Adding to the documentation

Documentation for the Orchestrator is written by using Mkdocs. To contribute to them follow the instructions above to step 2, you can then develop them locally by running:

mkdocs serve

This should make the docs available on your local machine here: http://127.0.0.1:8000/orchestrator-core/

Useful settings

SQLAlchemy logging

WFO uses SQLAlchemy for its ORM and DB connection management capabilities.

To get information about which DB queries it is performing, adjust it's loglevel through this environment variable:

LOG_LEVEL_SQLALCHEMY_ENGINE=INFO

Set it to DEBUG for even more information.

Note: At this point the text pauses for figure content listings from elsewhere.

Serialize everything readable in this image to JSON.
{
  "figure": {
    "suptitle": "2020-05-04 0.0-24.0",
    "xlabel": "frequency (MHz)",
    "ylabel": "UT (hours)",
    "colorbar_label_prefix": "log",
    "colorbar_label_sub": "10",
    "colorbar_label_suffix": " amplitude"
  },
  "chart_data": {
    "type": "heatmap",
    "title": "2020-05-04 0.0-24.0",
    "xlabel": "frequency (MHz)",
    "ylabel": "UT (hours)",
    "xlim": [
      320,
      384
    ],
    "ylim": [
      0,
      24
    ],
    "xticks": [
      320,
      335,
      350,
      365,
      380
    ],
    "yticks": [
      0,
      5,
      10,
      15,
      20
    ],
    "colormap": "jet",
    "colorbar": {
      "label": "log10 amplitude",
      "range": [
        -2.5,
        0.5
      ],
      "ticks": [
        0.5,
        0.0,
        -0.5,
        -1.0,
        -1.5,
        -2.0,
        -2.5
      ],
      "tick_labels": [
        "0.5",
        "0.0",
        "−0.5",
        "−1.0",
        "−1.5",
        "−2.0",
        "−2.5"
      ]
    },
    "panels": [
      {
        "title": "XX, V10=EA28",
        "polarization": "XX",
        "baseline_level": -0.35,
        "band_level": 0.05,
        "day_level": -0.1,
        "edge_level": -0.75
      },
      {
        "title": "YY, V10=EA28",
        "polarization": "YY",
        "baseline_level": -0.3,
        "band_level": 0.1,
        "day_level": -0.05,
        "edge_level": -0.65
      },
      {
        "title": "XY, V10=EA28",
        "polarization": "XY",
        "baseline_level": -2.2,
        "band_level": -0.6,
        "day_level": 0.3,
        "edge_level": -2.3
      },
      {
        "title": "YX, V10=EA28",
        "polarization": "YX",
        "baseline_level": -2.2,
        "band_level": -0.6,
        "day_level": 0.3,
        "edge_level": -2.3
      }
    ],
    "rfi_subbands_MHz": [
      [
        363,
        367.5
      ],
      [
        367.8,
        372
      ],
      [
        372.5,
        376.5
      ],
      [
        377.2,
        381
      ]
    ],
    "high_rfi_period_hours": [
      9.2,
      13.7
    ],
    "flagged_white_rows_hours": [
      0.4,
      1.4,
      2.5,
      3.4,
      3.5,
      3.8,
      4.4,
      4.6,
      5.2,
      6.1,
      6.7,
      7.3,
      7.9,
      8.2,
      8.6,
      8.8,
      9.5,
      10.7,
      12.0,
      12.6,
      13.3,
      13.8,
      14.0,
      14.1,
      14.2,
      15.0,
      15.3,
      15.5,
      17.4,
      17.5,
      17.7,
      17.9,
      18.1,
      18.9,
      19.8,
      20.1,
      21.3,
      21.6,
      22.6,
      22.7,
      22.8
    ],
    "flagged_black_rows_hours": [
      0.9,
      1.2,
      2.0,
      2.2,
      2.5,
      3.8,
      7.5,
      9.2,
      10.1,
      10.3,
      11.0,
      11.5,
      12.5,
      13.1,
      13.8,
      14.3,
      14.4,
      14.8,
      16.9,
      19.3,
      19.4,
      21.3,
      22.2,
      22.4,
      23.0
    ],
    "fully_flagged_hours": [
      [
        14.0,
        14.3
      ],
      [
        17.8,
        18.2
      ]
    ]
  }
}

Both INFO and DEBUG generate a lot of logging! It is not recommended to use this in production.

GraphQL query statistics

To get basic statistics per executed GraphQL Query, set the following environment variable:

ENABLE_GRAPHQL_STATS_EXTENSION=true

This will add the following details to the result of the query, as well as logging them.

{
    "data": [],
    "extensions": {
        "stats": {
            "db_queries": 7,
            "db_time": 0.006837368011474609,
            "operation_time": 0.11549711227416992
        }
    }
}

The following should be noted: * this requires monitoring of executed SQLAlchemy cursor events, which may have some overhead * the number of queries can most likely be skewed by async FastAPI REST calls that take place, so it's recommended to use this in an isolated and controlled environment

GraphQL query profiling

It is possible to profile GraphQL queries by enabling the PyInstrument extension:

ENABLE_GRAPHQL_PROFILING_EXTENSION=true

This will create a file pyinstrument.html in the repository root which shows which parts of the code are taking up most of the execution time.

Note that you need to have the orchestrator-core's test dependencies installed.

This has a lot of overhead and we advise you to not use this in production.